Cognee GraphRAG Integration (M72)
1. Executive Summary
| Field | Description |
|---|---|
| Feature Name | Cognee GraphRAG Integration (Complete) |
| Milestone | M72 |
| Current Status | 50% → Target: 100% |
| Architectural Goal | Transform ChainAlign's knowledge retrieval from simple vector search to intelligent Graph-based Retrieval-Augmented Generation (GraphRAG) with entity relationships, multi-hop reasoning, and structured context retrieval. |
| System Impact | Powers the Socratic Inquiry Engine (M70) with rich organizational context (Strategic North, Historical Failures, Constraints). Enables proactive decision support by surfacing relationships between decisions, constraints, and outcomes. |
| Target Users | All decision-makers (indirect), AI systems (direct consumer) |
| MVP Success Metric | Socratic questions generated with context retrieved from GraphRAG (3 context types).

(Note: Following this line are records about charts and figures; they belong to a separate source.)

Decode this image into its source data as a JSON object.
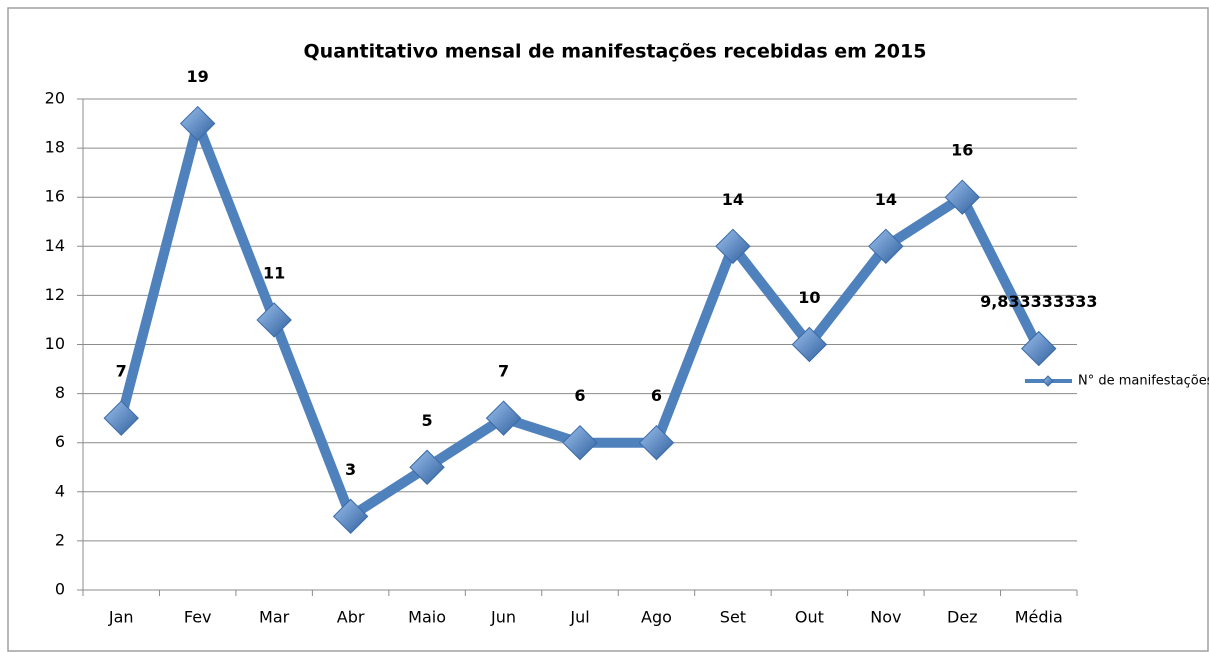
{
  "chart_data": {
    "type": "line",
    "title": "Quantitativo mensal de manifestações recebidas em 2015",
    "categories": [
      "Jan",
      "Fev",
      "Mar",
      "Abr",
      "Maio",
      "Jun",
      "Jul",
      "Ago",
      "Set",
      "Out",
      "Nov",
      "Dez",
      "Média"
    ],
    "series": [
      {
        "name": "N° de manifestações",
        "color": "#4f81bd",
        "values": [
          7,
          19,
          11,
          3,
          5,
          7,
          6,
          6,
          14,
          10,
          14,
          16,
          9.833333333
        ],
        "value_labels": [
          "7",
          "19",
          "11",
          "3",
          "5",
          "7",
          "6",
          "6",
          "14",
          "10",
          "14",
          "16",
          "9,833333333"
        ]
      }
    ],
    "ylim": [
      0,
      20
    ],
    "yticks": [
      0,
      2,
      4,
      6,
      8,
      10,
      12,
      14,
      16,
      18,
      20
    ],
    "grid": true,
    "legend": "right"
  }
}
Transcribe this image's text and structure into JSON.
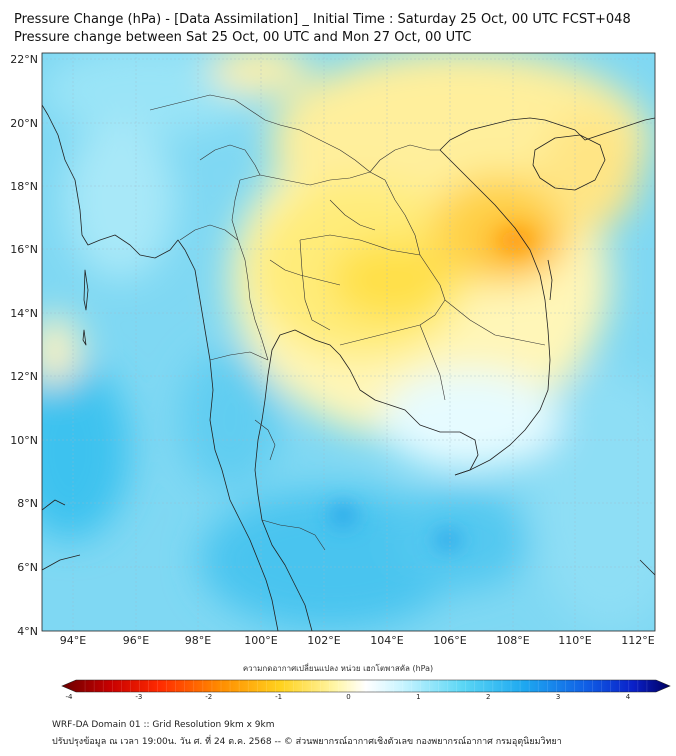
{
  "title_line1": "Pressure Change (hPa) - [Data Assimilation] _ Initial Time : Saturday 25 Oct, 00 UTC FCST+048",
  "title_line2": "Pressure change between Sat 25 Oct, 00 UTC and Mon 27 Oct, 00 UTC",
  "map": {
    "lat_labels": [
      "22°N",
      "20°N",
      "18°N",
      "16°N",
      "14°N",
      "12°N",
      "10°N",
      "8°N",
      "6°N",
      "4°N"
    ],
    "lon_labels": [
      "94°E",
      "96°E",
      "98°E",
      "100°E",
      "102°E",
      "104°E",
      "106°E",
      "108°E",
      "110°E",
      "112°E"
    ]
  },
  "colorbar": {
    "title": "ความกดอากาศเปลี่ยนแปลง หน่วย เฮกโตพาสคัล (hPa)",
    "ticks": [
      "-4",
      "-3",
      "-2",
      "-1",
      "0",
      "1",
      "2",
      "3",
      "4"
    ],
    "range": [
      -4,
      4
    ]
  },
  "footer_line1": "WRF-DA Domain 01 :: Grid Resolution 9km x 9km",
  "footer_line2": "ปรับปรุงข้อมูล ณ เวลา 19:00น. วัน ศ. ที่ 24 ต.ค. 2568 -- © ส่วนพยากรณ์อากาศเชิงตัวเลข กองพยากรณ์อากาศ กรมอุตุนิยมวิทยา"
}
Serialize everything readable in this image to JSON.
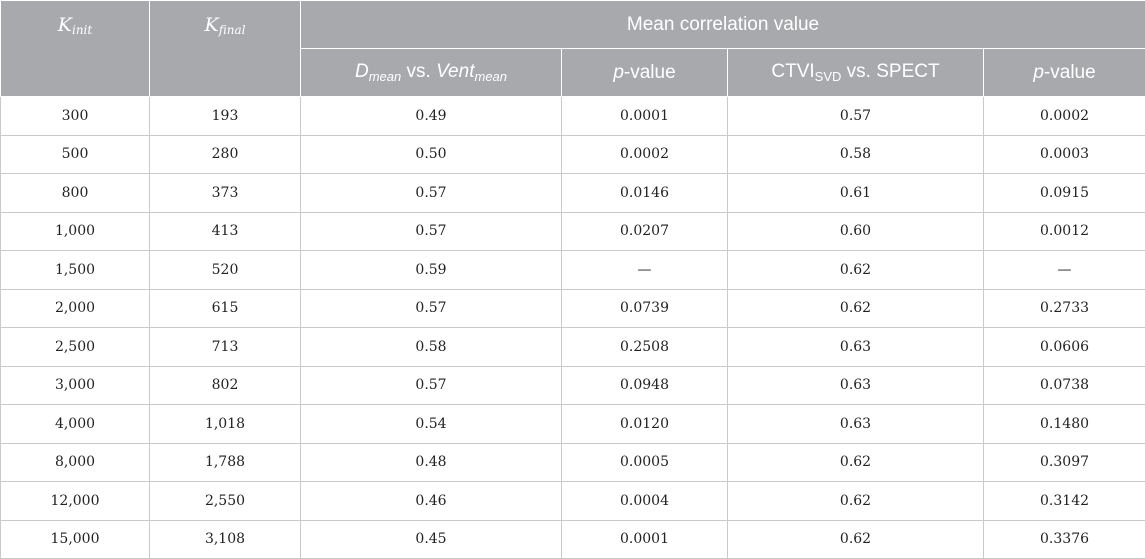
{
  "header": {
    "k_init_main": "K",
    "k_init_sub": "init",
    "k_final_main": "K",
    "k_final_sub": "final",
    "group_title": "Mean correlation value",
    "col3_main": "D",
    "col3_sub1": "mean",
    "col3_mid": " vs. ",
    "col3_main2": "Vent",
    "col3_sub2": "mean",
    "col4_p": "p",
    "col4_rest": "-value",
    "col5_main": "CTVI",
    "col5_sub": "SVD",
    "col5_rest": " vs. SPECT",
    "col6_p": "p",
    "col6_rest": "-value"
  },
  "rows": [
    {
      "k_init": "300",
      "k_final": "193",
      "d_vent": "0.49",
      "p1": "0.0001",
      "ctvi": "0.57",
      "p2": "0.0002"
    },
    {
      "k_init": "500",
      "k_final": "280",
      "d_vent": "0.50",
      "p1": "0.0002",
      "ctvi": "0.58",
      "p2": "0.0003"
    },
    {
      "k_init": "800",
      "k_final": "373",
      "d_vent": "0.57",
      "p1": "0.0146",
      "ctvi": "0.61",
      "p2": "0.0915"
    },
    {
      "k_init": "1,000",
      "k_final": "413",
      "d_vent": "0.57",
      "p1": "0.0207",
      "ctvi": "0.60",
      "p2": "0.0012"
    },
    {
      "k_init": "1,500",
      "k_final": "520",
      "d_vent": "0.59",
      "p1": "—",
      "ctvi": "0.62",
      "p2": "—"
    },
    {
      "k_init": "2,000",
      "k_final": "615",
      "d_vent": "0.57",
      "p1": "0.0739",
      "ctvi": "0.62",
      "p2": "0.2733"
    },
    {
      "k_init": "2,500",
      "k_final": "713",
      "d_vent": "0.58",
      "p1": "0.2508",
      "ctvi": "0.63",
      "p2": "0.0606"
    },
    {
      "k_init": "3,000",
      "k_final": "802",
      "d_vent": "0.57",
      "p1": "0.0948",
      "ctvi": "0.63",
      "p2": "0.0738"
    },
    {
      "k_init": "4,000",
      "k_final": "1,018",
      "d_vent": "0.54",
      "p1": "0.0120",
      "ctvi": "0.63",
      "p2": "0.1480"
    },
    {
      "k_init": "8,000",
      "k_final": "1,788",
      "d_vent": "0.48",
      "p1": "0.0005",
      "ctvi": "0.62",
      "p2": "0.3097"
    },
    {
      "k_init": "12,000",
      "k_final": "2,550",
      "d_vent": "0.46",
      "p1": "0.0004",
      "ctvi": "0.62",
      "p2": "0.3142"
    },
    {
      "k_init": "15,000",
      "k_final": "3,108",
      "d_vent": "0.45",
      "p1": "0.0001",
      "ctvi": "0.62",
      "p2": "0.3376"
    }
  ]
}
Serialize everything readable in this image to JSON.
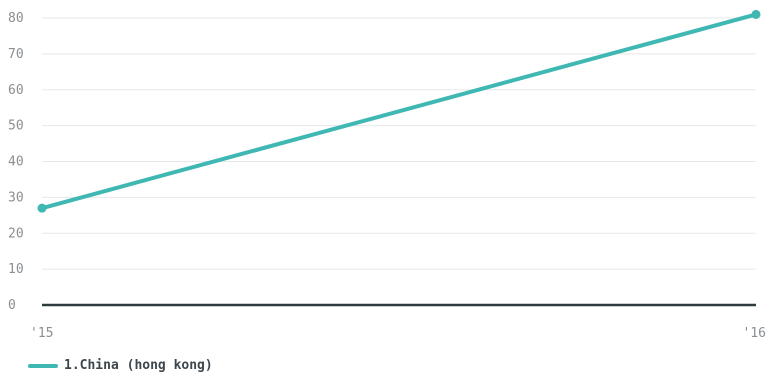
{
  "chart_data": {
    "type": "line",
    "x": [
      "'15",
      "'16"
    ],
    "yticks": [
      "0",
      "10",
      "20",
      "30",
      "40",
      "50",
      "60",
      "70",
      "80"
    ],
    "ylim": [
      0,
      80
    ],
    "grid": true,
    "legend_position": "bottom-left",
    "series": [
      {
        "name": "1.China (hong kong)",
        "values": [
          27,
          81
        ],
        "color": "#3fb8b4"
      }
    ]
  }
}
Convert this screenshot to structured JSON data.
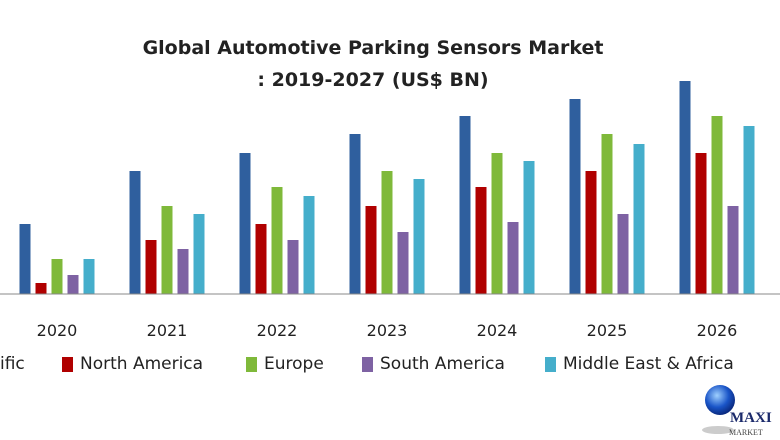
{
  "chart_data": {
    "type": "bar",
    "title": "Global Automotive Parking Sensors Market",
    "subtitle": ": 2019-2027 (US$ BN)",
    "xlabel": "",
    "ylabel": "",
    "categories": [
      "2020",
      "2021",
      "2022",
      "2023",
      "2024",
      "2025",
      "2026"
    ],
    "series": [
      {
        "name": "ific",
        "color": "#2f5f9e",
        "values": [
          7.0,
          12.3,
          14.1,
          16.0,
          17.8,
          19.5,
          21.3
        ]
      },
      {
        "name": "North America",
        "color": "#b00000",
        "values": [
          1.1,
          5.4,
          7.0,
          8.8,
          10.7,
          12.3,
          14.1
        ]
      },
      {
        "name": "Europe",
        "color": "#7fb93a",
        "values": [
          3.5,
          8.8,
          10.7,
          12.3,
          14.1,
          16.0,
          17.8
        ]
      },
      {
        "name": "South America",
        "color": "#7e62a3",
        "values": [
          1.9,
          4.5,
          5.4,
          6.2,
          7.2,
          8.0,
          8.8
        ]
      },
      {
        "name": "Middle East & Africa",
        "color": "#45aecb",
        "values": [
          3.5,
          8.0,
          9.8,
          11.5,
          13.3,
          15.0,
          16.8
        ]
      }
    ],
    "ylim": [
      0,
      22
    ],
    "grid": false,
    "legend": "bottom"
  },
  "logo": {
    "text": "MAXIMIZE",
    "subtext": "MARKET"
  }
}
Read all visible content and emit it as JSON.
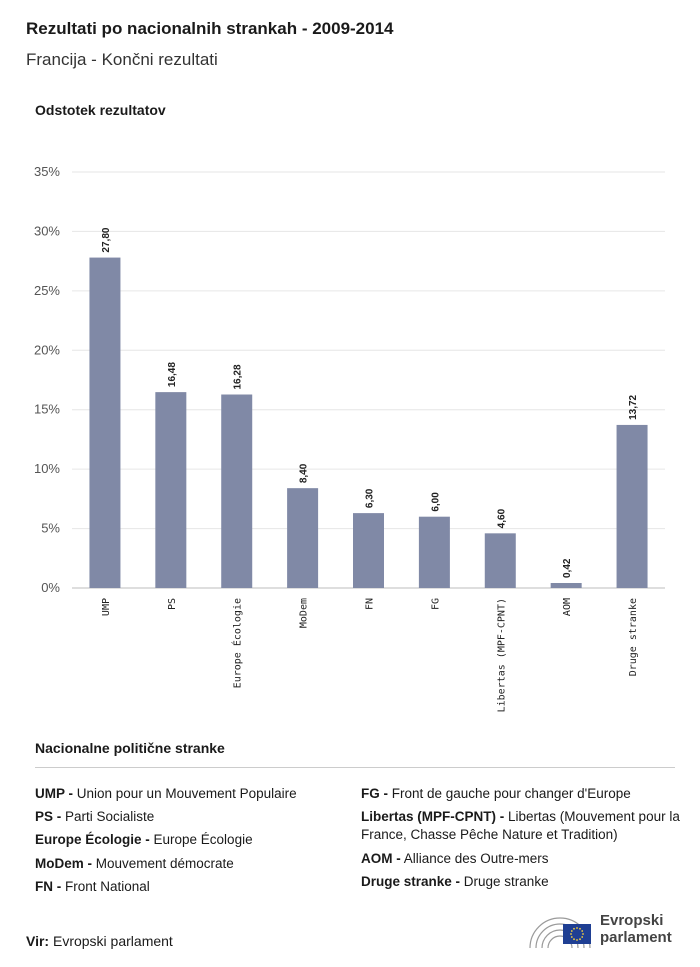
{
  "header": {
    "title": "Rezultati po nacionalnih strankah - 2009-2014",
    "subtitle": "Francija - Končni rezultati"
  },
  "chart_data": {
    "type": "bar",
    "ylabel": "Odstotek rezultatov",
    "ylim": [
      0,
      35
    ],
    "yticks": [
      "0%",
      "5%",
      "10%",
      "15%",
      "20%",
      "25%",
      "30%",
      "35%"
    ],
    "categories": [
      "UMP",
      "PS",
      "Europe Écologie",
      "MoDem",
      "FN",
      "FG",
      "Libertas (MPF-CPNT)",
      "AOM",
      "Druge stranke"
    ],
    "values": [
      27.8,
      16.48,
      16.28,
      8.4,
      6.3,
      6.0,
      4.6,
      0.42,
      13.72
    ],
    "data_labels": [
      "27,80",
      "16,48",
      "16,28",
      "8,40",
      "6,30",
      "6,00",
      "4,60",
      "0,42",
      "13,72"
    ],
    "bar_color": "#8089a6",
    "grid": true
  },
  "legend": {
    "title": "Nacionalne politične stranke",
    "left": [
      {
        "abbr": "UMP -",
        "name": "Union pour un Mouvement Populaire"
      },
      {
        "abbr": "PS -",
        "name": "Parti Socialiste"
      },
      {
        "abbr": "Europe Écologie -",
        "name": "Europe Écologie"
      },
      {
        "abbr": "MoDem -",
        "name": "Mouvement démocrate"
      },
      {
        "abbr": "FN -",
        "name": "Front National"
      }
    ],
    "right": [
      {
        "abbr": "FG -",
        "name": "Front de gauche pour changer d'Europe"
      },
      {
        "abbr": "Libertas (MPF-CPNT) -",
        "name": "Libertas (Mouvement pour la France, Chasse Pêche Nature et Tradition)"
      },
      {
        "abbr": "AOM -",
        "name": "Alliance des Outre-mers"
      },
      {
        "abbr": "Druge stranke -",
        "name": "Druge stranke"
      }
    ]
  },
  "footer": {
    "source_label": "Vir:",
    "source_value": "Evropski parlament",
    "logo_line1": "Evropski",
    "logo_line2": "parlament",
    "logo_flag_color": "#1f3f93",
    "logo_star_color": "#f4d03f"
  }
}
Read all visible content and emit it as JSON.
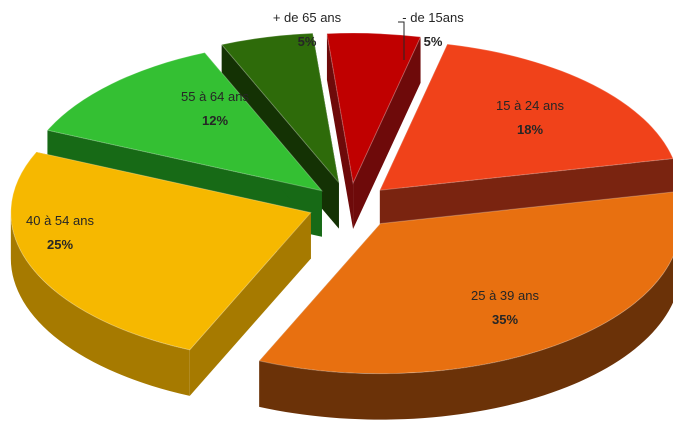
{
  "chart_data": {
    "type": "pie",
    "style": "3d-exploded",
    "slices": [
      {
        "label": "- de 15ans",
        "value": 5,
        "pct_label": "5%",
        "color": "#c00000",
        "dark": "#6e0a0a"
      },
      {
        "label": "15 à 24 ans",
        "value": 18,
        "pct_label": "18%",
        "color": "#f0421a",
        "dark": "#7a2410"
      },
      {
        "label": "25 à 39 ans",
        "value": 35,
        "pct_label": "35%",
        "color": "#e87010",
        "dark": "#6b3208"
      },
      {
        "label": "40 à 54 ans",
        "value": 25,
        "pct_label": "25%",
        "color": "#f6b800",
        "dark": "#a67a00"
      },
      {
        "label": "55 à 64 ans",
        "value": 12,
        "pct_label": "12%",
        "color": "#34c033",
        "dark": "#176a16"
      },
      {
        "label": "+ de 65 ans",
        "value": 5,
        "pct_label": "5%",
        "color": "#2e6b0a",
        "dark": "#143204"
      }
    ]
  }
}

Knowledge graph successfully visualized with entities and relationships. |
2. Strategic Context
Why GraphRAG vs. Traditional Vector Search?
| Feature | Traditional Vector Search (Current 50%) | GraphRAG (Target 100%) |
|---|---|---|
| Context Retrieval | Semantic similarity only (embeddings) | Semantic + Structural (relationships) |
| Multi-Hop Reasoning | ❌ Cannot traverse relationships | ✅ "Who does this supplier depend on?" |
| Entity Recognition | ❌ No entity extraction | ✅ Extracts companies, people, products, constraints |
| Temporal Reasoning | ❌ No time-aware queries | ✅ "What decisions did we make in Q3 2024 about PFAS?" |
| Relationship Mapping | ❌ No explicit links | ✅ "How is Constraint A related to Decision B?" |
| Proactive Insights | ❌ Reactive only | ✅ "Similar decisions made in 2022 led to X outcome" |
GraphRAG Use Cases in ChainAlign:
- Socratic Inquiry Engine: Retrieve board memos, incident reports, capacity constraints with metadata
- Decision History Feed: "Show me decisions that referenced Supplier X"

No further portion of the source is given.